🤖 AI Summary
Whether expert routing in large-scale Mixture-of-Experts (MoE) models—specifically DeepSeek-R1—transcends the conventional token-driven paradigm to achieve semantic-level specialization remains unclear.
Method: We conduct systematic analysis via word sense disambiguation, interactive cognitive reasoning in DiscoveryWorld, expert activation pattern visualization, and statistical attribution analysis.
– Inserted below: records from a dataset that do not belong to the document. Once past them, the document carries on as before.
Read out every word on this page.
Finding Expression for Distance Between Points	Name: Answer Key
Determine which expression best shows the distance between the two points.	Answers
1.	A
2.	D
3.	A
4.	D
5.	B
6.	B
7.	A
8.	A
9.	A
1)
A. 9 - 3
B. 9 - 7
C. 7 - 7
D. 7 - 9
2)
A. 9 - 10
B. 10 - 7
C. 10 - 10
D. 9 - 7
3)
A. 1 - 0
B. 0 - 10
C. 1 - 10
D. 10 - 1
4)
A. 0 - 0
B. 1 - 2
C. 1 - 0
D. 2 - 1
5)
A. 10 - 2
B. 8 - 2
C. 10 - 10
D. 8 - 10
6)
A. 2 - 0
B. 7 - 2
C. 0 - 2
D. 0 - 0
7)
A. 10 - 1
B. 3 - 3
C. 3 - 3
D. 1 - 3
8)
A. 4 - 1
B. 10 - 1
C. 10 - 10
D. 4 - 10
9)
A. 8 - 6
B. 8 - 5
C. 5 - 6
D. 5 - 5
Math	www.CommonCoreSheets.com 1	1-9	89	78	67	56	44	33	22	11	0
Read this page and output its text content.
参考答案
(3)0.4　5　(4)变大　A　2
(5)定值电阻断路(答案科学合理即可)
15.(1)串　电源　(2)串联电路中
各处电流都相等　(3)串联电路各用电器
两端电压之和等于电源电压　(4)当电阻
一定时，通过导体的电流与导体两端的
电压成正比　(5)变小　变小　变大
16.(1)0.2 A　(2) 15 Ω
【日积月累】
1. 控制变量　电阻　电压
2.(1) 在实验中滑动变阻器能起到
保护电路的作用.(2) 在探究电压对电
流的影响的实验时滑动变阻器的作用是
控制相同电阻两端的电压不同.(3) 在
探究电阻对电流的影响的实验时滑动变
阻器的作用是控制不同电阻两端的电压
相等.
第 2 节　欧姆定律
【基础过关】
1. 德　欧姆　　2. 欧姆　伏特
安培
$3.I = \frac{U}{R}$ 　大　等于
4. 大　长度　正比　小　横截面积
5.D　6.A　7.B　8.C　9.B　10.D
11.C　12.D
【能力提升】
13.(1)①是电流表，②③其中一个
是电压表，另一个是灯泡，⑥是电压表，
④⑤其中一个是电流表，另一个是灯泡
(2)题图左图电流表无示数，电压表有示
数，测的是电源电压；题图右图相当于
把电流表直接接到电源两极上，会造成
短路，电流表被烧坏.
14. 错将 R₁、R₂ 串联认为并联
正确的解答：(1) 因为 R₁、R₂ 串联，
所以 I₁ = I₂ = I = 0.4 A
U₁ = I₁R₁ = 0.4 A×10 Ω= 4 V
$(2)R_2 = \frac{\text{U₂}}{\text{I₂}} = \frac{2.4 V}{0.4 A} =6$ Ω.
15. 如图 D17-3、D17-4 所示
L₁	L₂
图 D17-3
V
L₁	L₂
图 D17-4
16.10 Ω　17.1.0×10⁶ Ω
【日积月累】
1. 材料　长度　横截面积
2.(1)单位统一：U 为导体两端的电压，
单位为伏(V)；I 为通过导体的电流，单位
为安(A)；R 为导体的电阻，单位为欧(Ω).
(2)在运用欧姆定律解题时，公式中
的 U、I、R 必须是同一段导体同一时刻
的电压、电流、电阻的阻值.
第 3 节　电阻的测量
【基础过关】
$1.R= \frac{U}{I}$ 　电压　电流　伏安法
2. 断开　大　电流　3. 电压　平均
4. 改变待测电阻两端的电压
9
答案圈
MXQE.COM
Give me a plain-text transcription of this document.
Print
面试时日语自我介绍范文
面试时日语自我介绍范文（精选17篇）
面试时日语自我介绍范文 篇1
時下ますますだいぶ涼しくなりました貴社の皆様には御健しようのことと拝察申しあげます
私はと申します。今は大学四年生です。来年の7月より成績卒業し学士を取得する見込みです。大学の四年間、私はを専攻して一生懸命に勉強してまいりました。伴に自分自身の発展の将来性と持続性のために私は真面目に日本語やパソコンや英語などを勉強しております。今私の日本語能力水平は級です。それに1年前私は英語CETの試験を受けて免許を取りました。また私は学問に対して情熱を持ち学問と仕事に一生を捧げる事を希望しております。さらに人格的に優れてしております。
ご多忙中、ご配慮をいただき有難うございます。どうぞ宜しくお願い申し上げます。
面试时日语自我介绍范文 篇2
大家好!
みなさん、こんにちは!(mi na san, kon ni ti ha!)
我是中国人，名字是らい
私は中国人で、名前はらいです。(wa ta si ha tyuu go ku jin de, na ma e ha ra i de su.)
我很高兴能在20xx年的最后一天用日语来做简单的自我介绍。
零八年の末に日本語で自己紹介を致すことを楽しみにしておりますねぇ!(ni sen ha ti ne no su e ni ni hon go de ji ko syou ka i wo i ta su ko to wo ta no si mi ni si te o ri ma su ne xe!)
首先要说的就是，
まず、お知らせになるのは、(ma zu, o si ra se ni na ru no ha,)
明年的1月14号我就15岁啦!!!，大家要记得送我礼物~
Contribution/Results: (1) Polysemous words consistently activate distinct expert subsets across different semantic contexts; (2) complex reasoning tasks elicit staged, modular expert collaboration; (3) we provide the first empirical evidence in an ultra-large open-source MoE model that expert activation exhibits strong semantic specificity—revealing an emergent “scale-driven semantic specialization” phenomenon. This challenges the prevailing view that MoE routing relies solely on shallow lexical features, demonstrating instead that semantic abstraction emerges robustly with scale.
📝 Abstract
DeepSeek-R1, the largest open-source Mixture-of-Experts (MoE) model, has demonstrated reasoning capabilities comparable to proprietary frontier models. Prior research has explored expert routing in MoE models, but findings suggest that expert selection is often token-dependent rather than semantically driven. Given DeepSeek-R1's enhanced reasoning abilities, we investigate whether its routing mechanism exhibits greater semantic specialization than previous MoE models. To explore this, we conduct two key experiments: (1) a word sense disambiguation task, where we examine expert activation patterns for words with differing senses, and (2) a cognitive reasoning analysis, where we assess DeepSeek-R1's structured thought process in an interactive task setting of DiscoveryWorld. We conclude that DeepSeek-R1's routing mechanism is more semantically aware and it engages in structured cognitive processes.